Когда в один и тот же год умерли Софины родители, Софа почти совсем перестала общаться с людьми, а когда уволили с очередной работы, больше уже и не пыталась никуда устроиться, просто собирала бутылки и сдавала их. На еду хватало, да и много ли Софе было нужно? Если кто-нибудь приставал к ней с вопросами, почему она еще здесь, почему не уехала в Израиль или Америку, ведь все евреи уезжают, Софа пожимала плечами: «Что мне там делать? Я и здесь не умею работать, и там не смогу. Но здесь у меня, по крайней мере, крыша над головой». Она была совершенно права. Куда ей было ехать? И все-таки, что ни говорите, но в Софиной отрешенности было что-то именно еврейское. Евреи, если уж оторваны от мира, то оторваны со всеми потрохами.
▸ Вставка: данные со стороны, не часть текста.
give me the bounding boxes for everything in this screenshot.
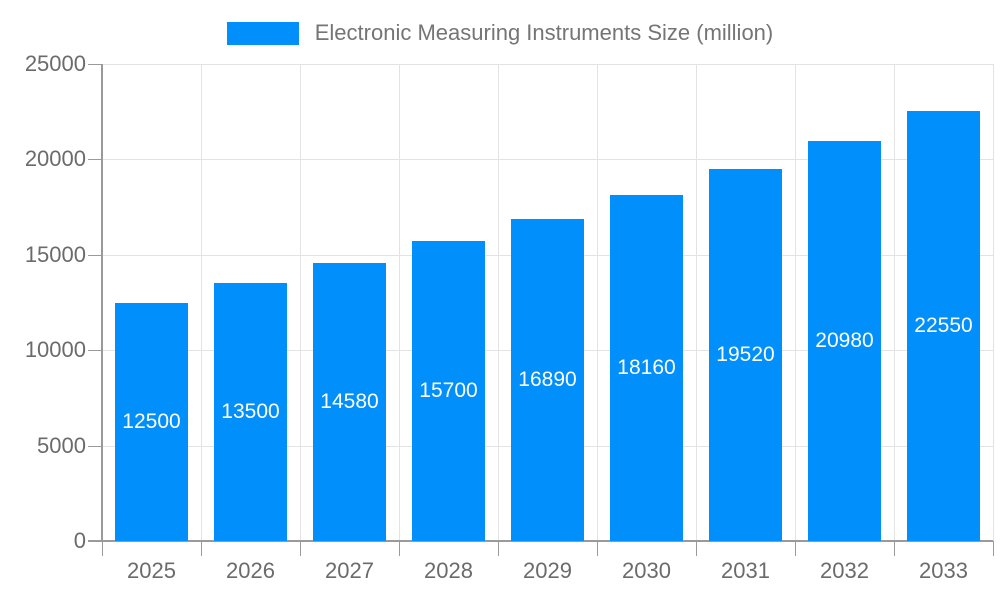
y-axis-tick-label: 0: [73, 528, 86, 553]
bar-value-label: 16890: [518, 367, 577, 391]
x-axis-tick: [795, 541, 796, 556]
x-axis-tick: [399, 541, 400, 556]
y-axis-tick-label: 20000: [24, 146, 86, 172]
bar-value-label: 14580: [320, 389, 379, 413]
y-axis-tick-label: 5000: [37, 432, 86, 458]
x-axis-tick-label: 2026: [226, 558, 275, 583]
x-gridline: [498, 64, 499, 541]
bar-2028[interactable]: [412, 241, 485, 541]
bar-2026[interactable]: [214, 283, 287, 541]
legend-label: Electronic Measuring Instruments Size (m…: [314, 20, 774, 45]
y-gridline: [102, 159, 993, 161]
x-gridline: [597, 64, 598, 541]
x-axis-tick: [300, 541, 301, 556]
y-axis-tick-label: 10000: [24, 337, 86, 363]
y-axis-tick: [88, 445, 102, 447]
bar-value-label: 18160: [617, 355, 676, 379]
x-gridline: [696, 64, 697, 541]
bar-value-label: 20980: [815, 328, 874, 352]
bar-2031[interactable]: [709, 168, 782, 541]
y-axis-tick: [88, 350, 102, 352]
x-axis-tick-label: 2027: [325, 558, 374, 583]
y-gridline: [102, 64, 993, 65]
x-axis-tick: [201, 541, 202, 556]
x-axis-tick-label: 2029: [523, 558, 572, 583]
bar-2025[interactable]: [115, 302, 188, 541]
legend-swatch: [226, 21, 299, 45]
x-axis-tick: [498, 541, 499, 556]
x-axis-tick-label: 2025: [127, 558, 176, 583]
bar-value-label: 22550: [914, 313, 973, 337]
x-axis-tick: [696, 541, 697, 556]
y-axis-tick: [88, 159, 102, 161]
x-axis-tick-label: 2033: [919, 558, 968, 583]
x-axis-tick: [894, 541, 895, 556]
x-gridline: [795, 64, 796, 541]
x-axis-tick-label: 2031: [721, 558, 770, 583]
bar-value-label: 15700: [419, 379, 478, 403]
legend[interactable]: Electronic Measuring Instruments Size (m…: [0, 18, 1000, 48]
x-gridline: [201, 64, 202, 541]
x-gridline: [993, 64, 994, 541]
x-axis-tick-label: 2032: [820, 558, 869, 583]
bar-value-label: 13500: [221, 400, 280, 424]
y-axis-tick: [88, 254, 102, 256]
y-axis-tick: [88, 64, 102, 65]
x-axis-tick: [993, 541, 994, 556]
bar-2030[interactable]: [610, 194, 683, 541]
bar-2027[interactable]: [313, 262, 386, 541]
bar-2029[interactable]: [511, 218, 584, 541]
y-axis-tick-label: 25000: [24, 51, 86, 76]
x-axis-line: [88, 540, 993, 542]
x-axis-tick-label: 2030: [622, 558, 671, 583]
bar-value-label: 12500: [122, 409, 181, 433]
x-gridline: [300, 64, 301, 541]
bar-2032[interactable]: [808, 140, 881, 541]
x-axis-tick: [597, 541, 598, 556]
bar-2033[interactable]: [907, 110, 980, 541]
bar-value-label: 19520: [716, 342, 775, 366]
y-axis-line: [101, 64, 103, 542]
y-axis-tick-label: 15000: [24, 241, 86, 267]
x-axis-tick-label: 2028: [424, 558, 473, 583]
x-axis-tick: [102, 541, 103, 556]
x-gridline: [894, 64, 895, 541]
x-gridline: [399, 64, 400, 541]
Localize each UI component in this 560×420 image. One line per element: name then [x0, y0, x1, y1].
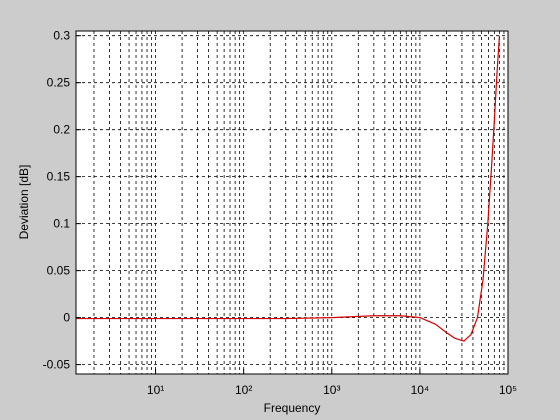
x-tick-label: 10⁵: [499, 383, 517, 397]
y-axis-label: Deviation [dB]: [17, 165, 31, 240]
y-tick-label: 0.3: [53, 29, 70, 43]
y-tick-label: 0: [63, 311, 70, 325]
y-tick-label: 0.05: [47, 264, 71, 278]
plot-area: [76, 31, 508, 374]
y-tick-label: 0.15: [47, 170, 71, 184]
y-tick-label: 0.2: [53, 123, 70, 137]
x-tick-label: 10¹: [147, 383, 164, 397]
x-tick-label: 10⁴: [411, 383, 430, 397]
axes-box: [75, 30, 509, 375]
y-tick-label: 0.25: [47, 76, 71, 90]
y-tick-label: -0.05: [43, 358, 71, 372]
data-line: [76, 35, 501, 342]
x-tick-label: 10³: [323, 383, 340, 397]
y-tick-label: 0.1: [53, 217, 70, 231]
x-tick-label: 10²: [235, 383, 252, 397]
x-axis-label: Frequency: [264, 401, 321, 415]
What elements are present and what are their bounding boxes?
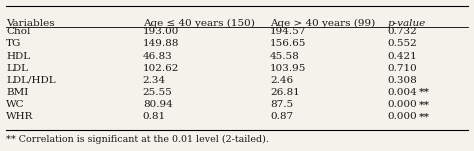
Text: **: ** [419,88,429,97]
Text: 26.81: 26.81 [270,88,300,97]
Text: WHR: WHR [6,112,34,121]
Text: TG: TG [6,39,21,48]
Text: 0.87: 0.87 [270,112,293,121]
Text: **: ** [419,112,429,121]
Text: ** Correlation is significant at the 0.01 level (2-tailed).: ** Correlation is significant at the 0.0… [6,135,269,144]
Text: 2.46: 2.46 [270,76,293,85]
Text: WC: WC [6,100,25,109]
Text: 25.55: 25.55 [143,88,173,97]
Text: 0.000: 0.000 [388,100,418,109]
Text: HDL: HDL [6,52,30,61]
Text: 194.57: 194.57 [270,27,306,36]
Text: Age > 40 years (99): Age > 40 years (99) [270,19,375,28]
Text: 80.94: 80.94 [143,100,173,109]
Text: 0.81: 0.81 [143,112,166,121]
Text: LDL: LDL [6,64,28,73]
Text: 0.732: 0.732 [388,27,418,36]
Text: 103.95: 103.95 [270,64,306,73]
Text: 45.58: 45.58 [270,52,300,61]
Text: 193.00: 193.00 [143,27,179,36]
Text: 0.710: 0.710 [388,64,418,73]
Text: 0.004: 0.004 [388,88,418,97]
Text: 0.308: 0.308 [388,76,418,85]
Text: 156.65: 156.65 [270,39,306,48]
Text: 149.88: 149.88 [143,39,179,48]
Text: Chol: Chol [6,27,30,36]
Text: 0.421: 0.421 [388,52,418,61]
Text: 0.000: 0.000 [388,112,418,121]
Text: LDL/HDL: LDL/HDL [6,76,56,85]
Text: 102.62: 102.62 [143,64,179,73]
Text: Variables: Variables [6,19,55,28]
Text: 46.83: 46.83 [143,52,173,61]
Text: 87.5: 87.5 [270,100,293,109]
Text: 0.552: 0.552 [388,39,418,48]
Text: Age ≤ 40 years (150): Age ≤ 40 years (150) [143,19,255,28]
Text: **: ** [419,100,429,109]
Text: p-value: p-value [388,19,426,28]
Text: BMI: BMI [6,88,28,97]
Text: 2.34: 2.34 [143,76,166,85]
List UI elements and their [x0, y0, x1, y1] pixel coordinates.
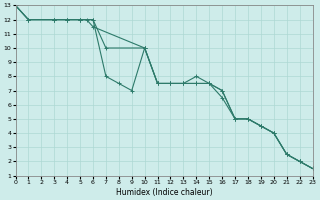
X-axis label: Humidex (Indice chaleur): Humidex (Indice chaleur) [116, 188, 212, 197]
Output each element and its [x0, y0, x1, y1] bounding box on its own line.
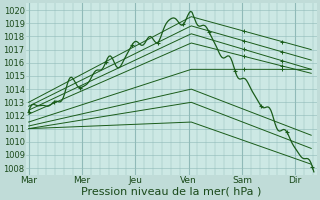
- X-axis label: Pression niveau de la mer( hPa ): Pression niveau de la mer( hPa ): [81, 187, 261, 197]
Например, одна моя знакомая зашла в магазин, где продавался хек серебристый (тогда он еще продавался) и спросила продавщицу: «Скажите, это х… серебристый?» — и только после того как у продавщицы вытянулось лицо, сообразила, что сказала другое слово, а вовсе не «хек». А все дело в том, что это слово попадалось ей иногда на заборах, но смысла его она так и не узнала. А другая моя знакомая… Но я отвлеклась. Я это все веду к тому, что Софа, несмотря на то, что ей уже сорок стукнуло, была точно такая же, как эти мои знакомые. Она жила вне пространства и времени и, если свой собственный мир иногда и загорался для нее какими-то красками, то внешний просто казался призраком, тенью. Нельзя сказать, что все это ее не тяготило. Тяготило, еще как тяготило! Больше всего боялась она тишины. В тишине ей начинало казаться, что время останавливается, и потому она крутила пластинки классической музыки, — благо от родителей осталась огромная фонотека.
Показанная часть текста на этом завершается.